One caveat worth naming: decoupled builds have a real edge in this workflow. No SQL database to wrangle from a phone, no local environment that needs to mirror production, no pushing database updates between environments. Database-backed monolithic stacks aren't a blocker — they just take notably more setup and more care around environments and migrations.

The proof

The serious test was a migration. I had a site that had been on Drupal for nine years. I wanted to move to something modern — Astro, Markdown-based, deployed flat. The kind of project that used to mean blocking off a weekend and disappearing into a code cave.

I won't walk through the methodology in detail, because the interesting part isn't the recipe. It's that the recipe ran. The content modeling, the redirect map, the template and routing work, the deploy pipeline — all of it shipped from the tub. The "hard" parts of the project were the same as they always are: deciding what to do and catching the edge cases and mistakes. The "tedious" parts compressed by an order of magnitude.

What this isn't

This isn't an "anyone can build a website now" pitch, and I'd push back hard on anyone reading it that way. I can do the work because I've spent 25 years writing code, setting up environments, handling deployments and learning what a good codebase smells like. Claude Code is a power tool. Power tools in the hands of someone who doesn't know what they're building produce confidently wrong output at speed, which is worse than slow correct output.

What's actually shifted is the ratio of where my time goes. Less time typing, more time deciding. Less time in setup, more time in review. Less time in syntax and naming, more time in judgment. The senior engineering brain — the one that knows what good architecture looks like, what a maintainable component is, when to refactor and when to leave it alone — is more valuable than ever, not less.

I still love coding at my battlestation, I’m not giving that up for the phone. Real dev work still benefits from a real monitor (or four) and a real keyboard. Though honestly, give me Claude Design in the mobile app and I might cross another item off that list of desktop-only tasks. The bathtub isn't a destination, it's just now a viable place to do something I love — build things.

What it means for Alloy

The constraint on getting work done is so often defining the issue and defining the solution — things that take stakeholders, collaboration and sign off. Only once we work through those things can we build features, and how we build features is evolving fast because of AI tooling. That means a renewed focus on driving to decisions and enabling cross-team collaboration is key to truly harnessing the opportunities of these AI shifts. The percentage of effort in doing versus defining is flipping on its head, and previous understandings on what’s possible need to be reevaluated.

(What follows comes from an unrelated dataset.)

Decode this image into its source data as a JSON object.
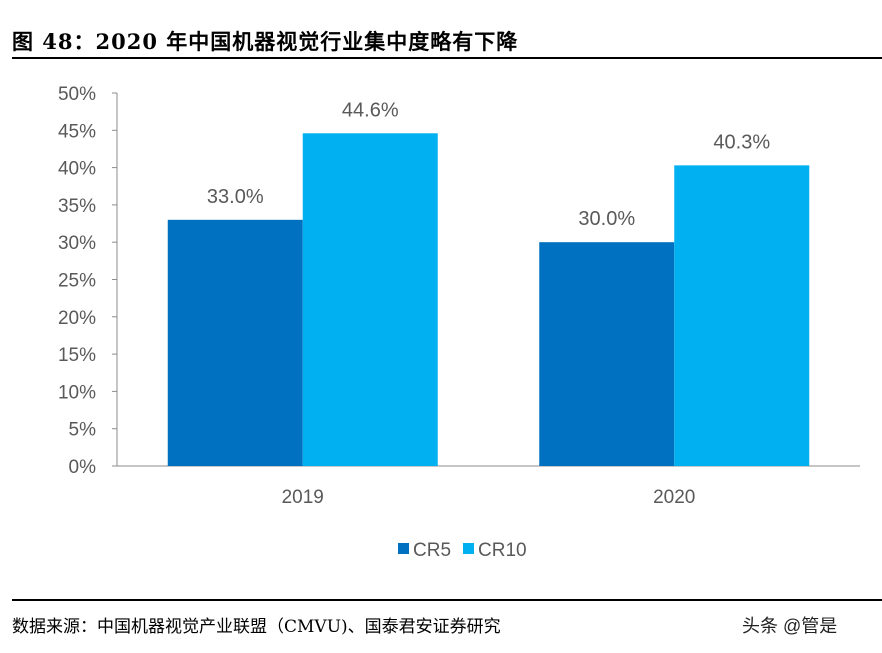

For our clients, it means the question of whether something is a good idea and gets a faster answer, and it probably gets an interactive prototype. It means I can be more present in client conversations and still have a first-pass feature planned and queued up to review by the time I’m back at my desk.

For our team, every developer at Alloy now has access to Claude Code and we've been spending real energy on what it looks like to be excellent with these tools. Not just using them — being good at using them, which is a craft in itself.

And for me, on a personal level, it means the unit of "I'd love to build that, but I'll never have the time" has gotten a lot smaller. Which is good, because the water gets cold faster than you'd think.